Using the Oracle Wait Interface to Troubleshoot I/O Issues

Oct 30, 2006 / By Shakir Sadikali

Tags: , ,

Or, Why I Like Broccoli and Wait Events

There’s been a fair bit of discussion with respect to whose vegetables are the freshest in Ottawa. From one DBA to another, I’m here to tell you that St. Laurent Fruit and Vegetable (beside the Mideast Meat Market) is probably the place to go for the best prices on… well… fruits and vegetables. They also carry lots of bags, and they’re strategically placed so you’ll never need old men to help you get more :-)

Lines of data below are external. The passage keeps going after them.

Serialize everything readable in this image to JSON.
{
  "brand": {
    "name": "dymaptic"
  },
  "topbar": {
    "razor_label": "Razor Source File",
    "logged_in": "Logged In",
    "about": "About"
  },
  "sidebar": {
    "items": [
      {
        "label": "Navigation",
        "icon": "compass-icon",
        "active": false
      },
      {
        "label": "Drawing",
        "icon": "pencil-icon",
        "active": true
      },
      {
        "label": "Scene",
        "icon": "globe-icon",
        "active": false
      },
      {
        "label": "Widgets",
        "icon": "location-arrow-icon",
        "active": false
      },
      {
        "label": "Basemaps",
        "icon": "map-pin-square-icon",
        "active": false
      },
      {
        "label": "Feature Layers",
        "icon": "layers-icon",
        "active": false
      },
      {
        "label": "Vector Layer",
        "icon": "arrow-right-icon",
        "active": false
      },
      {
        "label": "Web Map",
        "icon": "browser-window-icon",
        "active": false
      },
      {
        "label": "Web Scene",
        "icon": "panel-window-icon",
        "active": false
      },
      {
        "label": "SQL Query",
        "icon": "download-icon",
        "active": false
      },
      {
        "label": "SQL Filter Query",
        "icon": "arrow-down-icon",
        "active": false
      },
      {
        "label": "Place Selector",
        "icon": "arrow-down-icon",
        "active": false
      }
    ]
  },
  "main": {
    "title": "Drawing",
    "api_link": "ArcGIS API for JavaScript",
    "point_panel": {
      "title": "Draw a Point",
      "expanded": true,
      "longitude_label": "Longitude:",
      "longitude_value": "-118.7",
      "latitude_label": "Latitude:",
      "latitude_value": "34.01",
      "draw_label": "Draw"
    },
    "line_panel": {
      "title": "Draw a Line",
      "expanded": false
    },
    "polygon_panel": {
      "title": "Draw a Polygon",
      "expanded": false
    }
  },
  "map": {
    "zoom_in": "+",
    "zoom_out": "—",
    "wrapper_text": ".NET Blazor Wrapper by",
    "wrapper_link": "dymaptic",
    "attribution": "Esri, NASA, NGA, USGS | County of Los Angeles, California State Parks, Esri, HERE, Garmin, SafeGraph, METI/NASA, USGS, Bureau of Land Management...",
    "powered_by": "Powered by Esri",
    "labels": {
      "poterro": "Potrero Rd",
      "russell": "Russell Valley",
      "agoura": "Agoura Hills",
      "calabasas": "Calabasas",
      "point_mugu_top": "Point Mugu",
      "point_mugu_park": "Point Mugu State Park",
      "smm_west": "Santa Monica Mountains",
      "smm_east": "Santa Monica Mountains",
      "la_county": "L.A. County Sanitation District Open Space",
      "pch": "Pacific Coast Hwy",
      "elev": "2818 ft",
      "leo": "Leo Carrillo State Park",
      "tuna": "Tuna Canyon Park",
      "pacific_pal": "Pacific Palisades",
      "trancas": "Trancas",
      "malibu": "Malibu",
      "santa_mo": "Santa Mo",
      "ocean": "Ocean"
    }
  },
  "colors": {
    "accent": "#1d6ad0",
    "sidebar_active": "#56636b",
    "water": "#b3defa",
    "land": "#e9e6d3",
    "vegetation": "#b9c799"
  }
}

What’s more interesting about grocery shopping is that it lets you daydream and go over all the good work you’ve done over the last week (assuming you go weekly and a certain amount good work done). Last week was particularly tough. One of our more stable clients had some serious “mystery” production problems. To paraphrase, their app that was running “OK” starting running “sucky”. I knew that nothing had changed from our end and so being the intrepid super-sleuths that we are, we determined that the problems were related to I/O. How? Here’s how (forgive me, but I haven’t really gone into massive amounts of detail on this one, it’s more of a general framework).

Step 1

Run a handy query originally written by Steve Adams. I use this as my very first step to troubleshooting anything that resembles an Oracle performance issue, and work from there.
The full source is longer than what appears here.